CBR10Bingo – Birthday! (Ursula LeGuin October 21)
To paraphrase Octavia Butler is talking about her novel “Survivor,” her book she kind of abandoned to out of print status: it was her Star Trek novel. This means that ultimately what she felt was happening in that novel was too conceit-heavy, too tropey, and too much about discovery of a weird alien race and then turning into a kind of hackneyed sci fi Golden Age schlock.

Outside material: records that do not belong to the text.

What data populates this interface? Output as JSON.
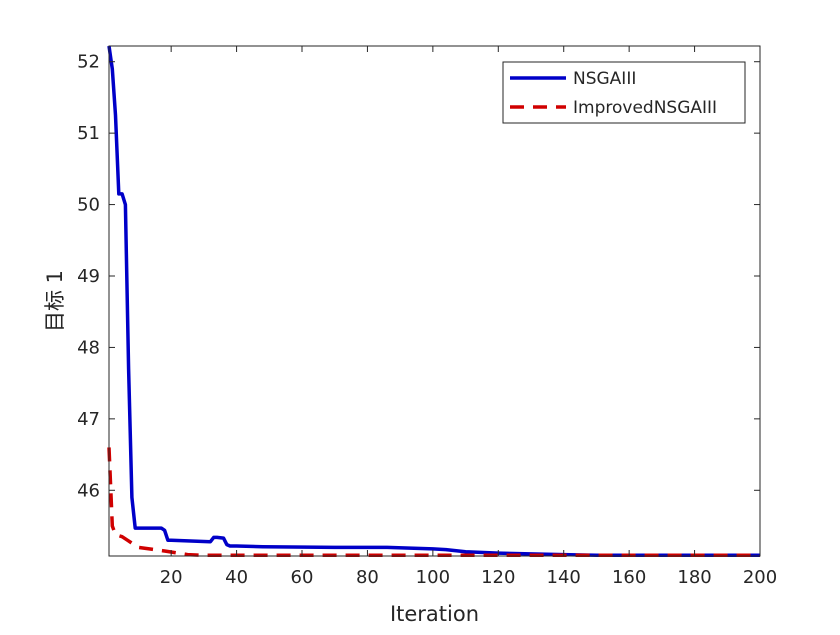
{
  "chart_data": {
    "type": "line",
    "title": "",
    "xlabel": "Iteration",
    "ylabel": "目标 1",
    "xlim": [
      1,
      200
    ],
    "ylim": [
      45.08,
      52.22
    ],
    "xticks": [
      20,
      40,
      60,
      80,
      100,
      120,
      140,
      160,
      180,
      200
    ],
    "yticks": [
      46,
      47,
      48,
      49,
      50,
      51,
      52
    ],
    "legend_position": "top-right",
    "grid": false,
    "series": [
      {
        "name": "NSGAIII",
        "color": "#0000c8",
        "style": "solid",
        "x": [
          1,
          2,
          3,
          4,
          5,
          6,
          7,
          8,
          9,
          10,
          17,
          18,
          19,
          20,
          32,
          33,
          34,
          36,
          37,
          38,
          40,
          48,
          70,
          82,
          86,
          100,
          104,
          110,
          120,
          140,
          150,
          200
        ],
        "y": [
          52.22,
          51.9,
          51.25,
          50.15,
          50.15,
          50.0,
          47.7,
          45.9,
          45.47,
          45.47,
          45.47,
          45.44,
          45.3,
          45.3,
          45.28,
          45.34,
          45.34,
          45.33,
          45.24,
          45.22,
          45.22,
          45.21,
          45.2,
          45.2,
          45.2,
          45.18,
          45.17,
          45.14,
          45.12,
          45.1,
          45.09,
          45.09
        ]
      },
      {
        "name": "ImprovedNSGAIII",
        "color": "#d00000",
        "style": "dashed",
        "x": [
          1,
          2,
          3,
          5,
          10,
          18,
          25,
          30,
          40,
          60,
          100,
          140,
          200
        ],
        "y": [
          46.6,
          45.5,
          45.38,
          45.35,
          45.2,
          45.15,
          45.1,
          45.09,
          45.09,
          45.09,
          45.09,
          45.09,
          45.09
        ]
      }
    ]
  }
}
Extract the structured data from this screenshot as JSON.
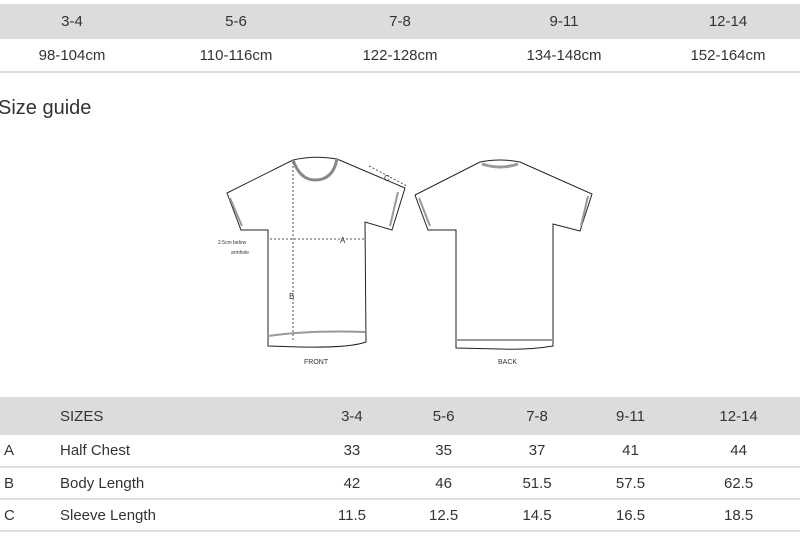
{
  "height_table": {
    "sizes": [
      "3-4",
      "5-6",
      "7-8",
      "9-11",
      "12-14"
    ],
    "heights": [
      "98-104cm",
      "110-116cm",
      "122-128cm",
      "134-148cm",
      "152-164cm"
    ]
  },
  "title": "Size guide",
  "diagram": {
    "front_label": "FRONT",
    "back_label": "BACK",
    "a": "A",
    "b": "B",
    "c": "C",
    "note_line1": "2.5cm below",
    "note_line2": "armhole"
  },
  "size_table": {
    "header": "SIZES",
    "sizes": [
      "3-4",
      "5-6",
      "7-8",
      "9-11",
      "12-14"
    ],
    "rows": [
      {
        "key": "A",
        "label": "Half Chest",
        "values": [
          "33",
          "35",
          "37",
          "41",
          "44"
        ]
      },
      {
        "key": "B",
        "label": "Body Length",
        "values": [
          "42",
          "46",
          "51.5",
          "57.5",
          "62.5"
        ]
      },
      {
        "key": "C",
        "label": "Sleeve Length",
        "values": [
          "11.5",
          "12.5",
          "14.5",
          "16.5",
          "18.5"
        ]
      }
    ]
  }
}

In the two first Hain novels, there’s a kind of teetering on the edge of being “Star Trek” novels, where it’s just a different planet with a different gimmick. It’s the stuff of bad sci fi and it’s the stuff of Kilgore Trout.
Here though, that same kind of basic conceit is still happening. A visitor from a collective government of planets has begun interacting with the planet Winter in hopes of folding in this planet with the “ecumen”. This strange culture involves much, but the most jarring difference between this culture and the ecumen species is that biological sex is interchangeable and changeable and the sexual act is more cyclical and periodic than constant. So were this the whole conceit, we’d have a Star Trek novel. And we had one of those in The Next Generation (Oh man, no gender that’s weird! Still wanna fuck someone though. Weird!) But here there’s a significant added depth, but what this also comes down to is about figuring out how difference functions, how to couch difference within politics, and in the latter half of the novel, how spiritual and romantic connections need not be entirely tied to sexual attraction.
I think I am done with LeGuin for a while, and I found this one to be a strong send off.